Global demand for clean fuels, such as ultra-low-sulfur-diesel (ULSD), has risen quickly because many environmental regulations have been established to substantially lower the sulfur levels of fuels in order to reduce sulfur dioxide (SO2) emissions from use of such fuels.
Hydroprocessing processes have been used to treat hydrocarbon feeds to produce clean fuels. Such processes include hydrodesulfurization (HDS) and hydrodenitrogenation (HDN), which remove sulfur and nitrogen, respectively, from the feeds.

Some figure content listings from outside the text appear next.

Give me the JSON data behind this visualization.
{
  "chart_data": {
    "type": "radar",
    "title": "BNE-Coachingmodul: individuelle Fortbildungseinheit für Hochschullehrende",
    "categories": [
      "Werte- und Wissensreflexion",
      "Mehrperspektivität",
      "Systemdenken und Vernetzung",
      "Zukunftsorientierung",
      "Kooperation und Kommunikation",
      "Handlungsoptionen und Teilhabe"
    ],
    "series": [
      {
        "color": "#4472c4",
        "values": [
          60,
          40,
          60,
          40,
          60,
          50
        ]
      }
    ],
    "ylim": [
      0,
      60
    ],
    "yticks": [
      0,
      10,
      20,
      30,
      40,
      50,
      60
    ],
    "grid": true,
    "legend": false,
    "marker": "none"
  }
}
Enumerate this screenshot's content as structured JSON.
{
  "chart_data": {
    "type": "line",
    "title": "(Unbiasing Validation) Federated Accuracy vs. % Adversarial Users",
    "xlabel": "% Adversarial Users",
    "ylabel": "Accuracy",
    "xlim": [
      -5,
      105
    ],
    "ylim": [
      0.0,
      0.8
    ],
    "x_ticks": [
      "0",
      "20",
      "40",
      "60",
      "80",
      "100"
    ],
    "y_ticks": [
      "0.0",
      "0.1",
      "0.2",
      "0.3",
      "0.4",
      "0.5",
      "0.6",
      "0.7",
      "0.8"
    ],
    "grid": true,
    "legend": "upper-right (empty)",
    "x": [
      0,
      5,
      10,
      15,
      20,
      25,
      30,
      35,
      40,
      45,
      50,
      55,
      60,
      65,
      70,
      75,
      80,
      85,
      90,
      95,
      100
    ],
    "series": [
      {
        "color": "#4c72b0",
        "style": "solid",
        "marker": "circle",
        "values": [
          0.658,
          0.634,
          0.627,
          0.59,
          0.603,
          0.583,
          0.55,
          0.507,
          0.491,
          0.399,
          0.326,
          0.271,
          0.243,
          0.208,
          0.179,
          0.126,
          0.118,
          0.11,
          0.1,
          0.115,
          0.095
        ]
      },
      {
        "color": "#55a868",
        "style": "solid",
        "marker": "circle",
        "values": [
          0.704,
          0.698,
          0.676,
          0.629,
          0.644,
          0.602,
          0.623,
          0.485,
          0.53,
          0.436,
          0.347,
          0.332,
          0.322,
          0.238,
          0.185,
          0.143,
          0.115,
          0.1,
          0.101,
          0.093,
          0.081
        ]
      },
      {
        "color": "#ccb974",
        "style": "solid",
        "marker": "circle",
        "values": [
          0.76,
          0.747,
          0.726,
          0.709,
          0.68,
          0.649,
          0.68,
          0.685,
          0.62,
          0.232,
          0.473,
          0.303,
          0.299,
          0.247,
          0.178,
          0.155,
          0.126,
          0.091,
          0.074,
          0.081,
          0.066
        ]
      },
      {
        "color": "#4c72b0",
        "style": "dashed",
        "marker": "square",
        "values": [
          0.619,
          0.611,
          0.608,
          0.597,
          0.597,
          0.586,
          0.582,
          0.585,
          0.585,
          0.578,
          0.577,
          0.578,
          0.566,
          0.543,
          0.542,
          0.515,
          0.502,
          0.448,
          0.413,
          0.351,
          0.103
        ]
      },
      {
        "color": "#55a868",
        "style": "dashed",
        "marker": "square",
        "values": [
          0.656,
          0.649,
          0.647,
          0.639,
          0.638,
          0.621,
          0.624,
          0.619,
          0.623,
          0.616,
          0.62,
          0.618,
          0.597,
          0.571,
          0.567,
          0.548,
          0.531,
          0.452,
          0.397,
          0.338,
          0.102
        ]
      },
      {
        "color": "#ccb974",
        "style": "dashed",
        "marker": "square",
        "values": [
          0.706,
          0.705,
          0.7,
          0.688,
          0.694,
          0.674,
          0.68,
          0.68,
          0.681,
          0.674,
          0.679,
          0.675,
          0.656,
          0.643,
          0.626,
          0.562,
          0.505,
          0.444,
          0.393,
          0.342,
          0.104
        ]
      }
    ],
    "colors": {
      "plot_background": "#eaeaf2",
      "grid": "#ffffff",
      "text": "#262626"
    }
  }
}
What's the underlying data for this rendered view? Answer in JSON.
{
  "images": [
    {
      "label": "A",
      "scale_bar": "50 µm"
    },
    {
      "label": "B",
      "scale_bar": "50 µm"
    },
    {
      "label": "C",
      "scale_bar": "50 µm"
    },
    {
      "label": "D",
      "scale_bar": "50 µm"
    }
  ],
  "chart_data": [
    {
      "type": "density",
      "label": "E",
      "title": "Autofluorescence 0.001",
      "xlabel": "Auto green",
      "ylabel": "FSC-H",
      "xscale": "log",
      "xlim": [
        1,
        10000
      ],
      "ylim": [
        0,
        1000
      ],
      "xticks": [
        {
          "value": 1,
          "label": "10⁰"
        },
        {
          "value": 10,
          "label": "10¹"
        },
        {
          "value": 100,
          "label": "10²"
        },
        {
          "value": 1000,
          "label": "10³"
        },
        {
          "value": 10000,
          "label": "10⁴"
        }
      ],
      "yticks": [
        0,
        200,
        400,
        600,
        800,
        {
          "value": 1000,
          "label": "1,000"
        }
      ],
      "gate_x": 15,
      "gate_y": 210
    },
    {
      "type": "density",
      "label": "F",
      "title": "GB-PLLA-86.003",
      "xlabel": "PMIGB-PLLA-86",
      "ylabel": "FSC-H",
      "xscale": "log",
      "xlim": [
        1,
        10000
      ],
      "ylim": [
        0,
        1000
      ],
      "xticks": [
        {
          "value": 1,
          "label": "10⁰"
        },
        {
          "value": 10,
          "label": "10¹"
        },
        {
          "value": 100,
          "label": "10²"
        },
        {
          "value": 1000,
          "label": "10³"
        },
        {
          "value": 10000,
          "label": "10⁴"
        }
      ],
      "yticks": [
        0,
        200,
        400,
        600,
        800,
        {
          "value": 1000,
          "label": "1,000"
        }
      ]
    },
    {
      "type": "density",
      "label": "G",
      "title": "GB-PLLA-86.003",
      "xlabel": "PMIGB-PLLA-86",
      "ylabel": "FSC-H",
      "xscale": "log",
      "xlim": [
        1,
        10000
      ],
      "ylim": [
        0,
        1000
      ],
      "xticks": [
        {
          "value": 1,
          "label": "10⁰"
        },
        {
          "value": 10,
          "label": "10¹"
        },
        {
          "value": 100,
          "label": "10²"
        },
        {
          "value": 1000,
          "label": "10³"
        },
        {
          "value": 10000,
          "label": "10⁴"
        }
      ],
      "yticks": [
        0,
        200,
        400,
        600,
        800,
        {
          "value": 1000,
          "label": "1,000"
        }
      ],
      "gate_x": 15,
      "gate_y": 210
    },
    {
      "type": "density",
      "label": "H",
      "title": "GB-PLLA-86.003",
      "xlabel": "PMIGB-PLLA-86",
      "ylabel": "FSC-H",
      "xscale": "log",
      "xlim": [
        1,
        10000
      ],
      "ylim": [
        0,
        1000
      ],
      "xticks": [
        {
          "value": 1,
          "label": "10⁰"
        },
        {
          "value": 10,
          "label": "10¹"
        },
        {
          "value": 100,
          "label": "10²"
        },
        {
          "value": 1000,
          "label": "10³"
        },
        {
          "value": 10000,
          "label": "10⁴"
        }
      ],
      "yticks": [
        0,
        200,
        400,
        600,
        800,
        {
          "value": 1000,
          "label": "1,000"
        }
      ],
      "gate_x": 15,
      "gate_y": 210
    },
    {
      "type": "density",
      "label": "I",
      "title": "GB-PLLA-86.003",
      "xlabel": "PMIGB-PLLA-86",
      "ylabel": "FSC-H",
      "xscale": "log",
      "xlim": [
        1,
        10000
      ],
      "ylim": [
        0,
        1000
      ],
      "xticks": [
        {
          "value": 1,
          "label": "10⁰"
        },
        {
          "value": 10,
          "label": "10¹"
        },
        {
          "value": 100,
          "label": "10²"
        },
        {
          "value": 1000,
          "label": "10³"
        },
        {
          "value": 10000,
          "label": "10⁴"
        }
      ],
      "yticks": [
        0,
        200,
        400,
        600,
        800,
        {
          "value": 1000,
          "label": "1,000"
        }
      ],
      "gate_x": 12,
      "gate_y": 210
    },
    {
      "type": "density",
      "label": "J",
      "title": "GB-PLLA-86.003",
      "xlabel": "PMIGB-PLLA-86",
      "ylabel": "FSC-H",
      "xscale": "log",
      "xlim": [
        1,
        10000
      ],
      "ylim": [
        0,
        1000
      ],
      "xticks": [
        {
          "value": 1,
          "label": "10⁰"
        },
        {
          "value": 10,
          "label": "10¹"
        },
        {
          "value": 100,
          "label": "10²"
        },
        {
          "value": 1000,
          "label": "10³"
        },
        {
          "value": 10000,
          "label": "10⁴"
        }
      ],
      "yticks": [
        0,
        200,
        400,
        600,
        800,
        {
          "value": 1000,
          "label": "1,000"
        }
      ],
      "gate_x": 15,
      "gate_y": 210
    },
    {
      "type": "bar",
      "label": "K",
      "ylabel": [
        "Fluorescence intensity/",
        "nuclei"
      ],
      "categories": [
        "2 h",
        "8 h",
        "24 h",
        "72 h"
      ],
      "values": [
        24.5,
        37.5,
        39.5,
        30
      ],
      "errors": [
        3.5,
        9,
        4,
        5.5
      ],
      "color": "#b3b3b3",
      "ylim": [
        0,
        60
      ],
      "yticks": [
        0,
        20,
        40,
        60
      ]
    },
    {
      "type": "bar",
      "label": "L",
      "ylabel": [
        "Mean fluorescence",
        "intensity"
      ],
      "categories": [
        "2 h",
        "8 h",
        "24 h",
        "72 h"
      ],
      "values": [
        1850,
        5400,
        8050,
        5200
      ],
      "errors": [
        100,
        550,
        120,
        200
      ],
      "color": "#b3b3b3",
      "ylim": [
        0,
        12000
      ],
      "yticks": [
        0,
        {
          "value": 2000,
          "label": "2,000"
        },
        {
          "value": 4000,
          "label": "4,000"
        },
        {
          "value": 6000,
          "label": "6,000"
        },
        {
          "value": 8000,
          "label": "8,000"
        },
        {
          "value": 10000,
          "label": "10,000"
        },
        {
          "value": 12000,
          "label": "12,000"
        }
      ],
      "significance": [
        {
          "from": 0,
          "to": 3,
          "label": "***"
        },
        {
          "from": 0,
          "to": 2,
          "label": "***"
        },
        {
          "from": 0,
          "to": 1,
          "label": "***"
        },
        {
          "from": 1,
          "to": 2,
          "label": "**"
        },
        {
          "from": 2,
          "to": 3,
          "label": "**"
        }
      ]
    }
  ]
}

Conventional hydroprocessing processes use trickle bed reactors, in which hydrogen is transferred from a vapor phase through a liquid phase hydrocarbon feed to react with the feed at the surface of a solid catalyst. Thus, three phases (gas, liquid and solid) are present. Trickle bed reactors are expensive to operate and require large quantities of hydrogen, much of which must be recycled through expensive hydrogen compressors. Heat removal from the highly exothermic hydroprocessing processes is inefficient. Significant coke forms on the surfaces of catalysts in trickle bed reactors, causing catalyst deactivation.
Ackerson, in U.S. Pat. No. 6,123,835, discloses a two-phase hydroprocessing system which eliminates the need to circulate hydrogen through the catalyst. In the two-phase hydroprocessing system, a solvent or a recycled portion of hydroprocessed liquid effluent acts as diluent and is mixed with a hydrocarbon feed. Hydrogen is dissolved in the feed/diluent mixture to provide hydrogen in the liquid phase. All of the hydrogen required in the hydroprocessing reaction is available in solution.
Two-phase hydroprocessing systems contain a single liquid recycle stream to increase dissolved hydrogen availability throughout a reactor. The recycle stream eliminates hydrogen gas recirculation through the catalyst and provides a heat sink for a uniform temperature distribution. However recycle has disadvantages. Recycle introduces back-mixing to the system, which reduces conversion, e.g., sulfur removal efficiency. Back-mixing reduces catalyst efficiency because reaction products, such as H2S and NH3, which are present in the recycle stream take up the catalyst active sites. This causes difficulty in competing with conventional trickle bed reactors, which do not have liquid recycle, in kinetically limited regions, i.e., reducing sulfur below 10 ppm for ULSD. By “kinetically limited region”, it is meant herein where organic sulfur concentration is very low (such as around 10-50 ppm). The reaction rate of organic sulfur conversion is reduced, kinetically limited, at such low sulfur concentrations in the presence of recycle, which includes reaction products. Use of a recycle stream introduces reacted sulfur (as H2S) back into the reactor (back-mixing) which reduces rate of sulfur conversion. Thus, sulfur removal efficiency is reduced.
Therefore, it is desirable to have a process for hydroprocessing hydrocarbon feeds in a smaller and simpler system with increased sulfur and nitrogen conversions.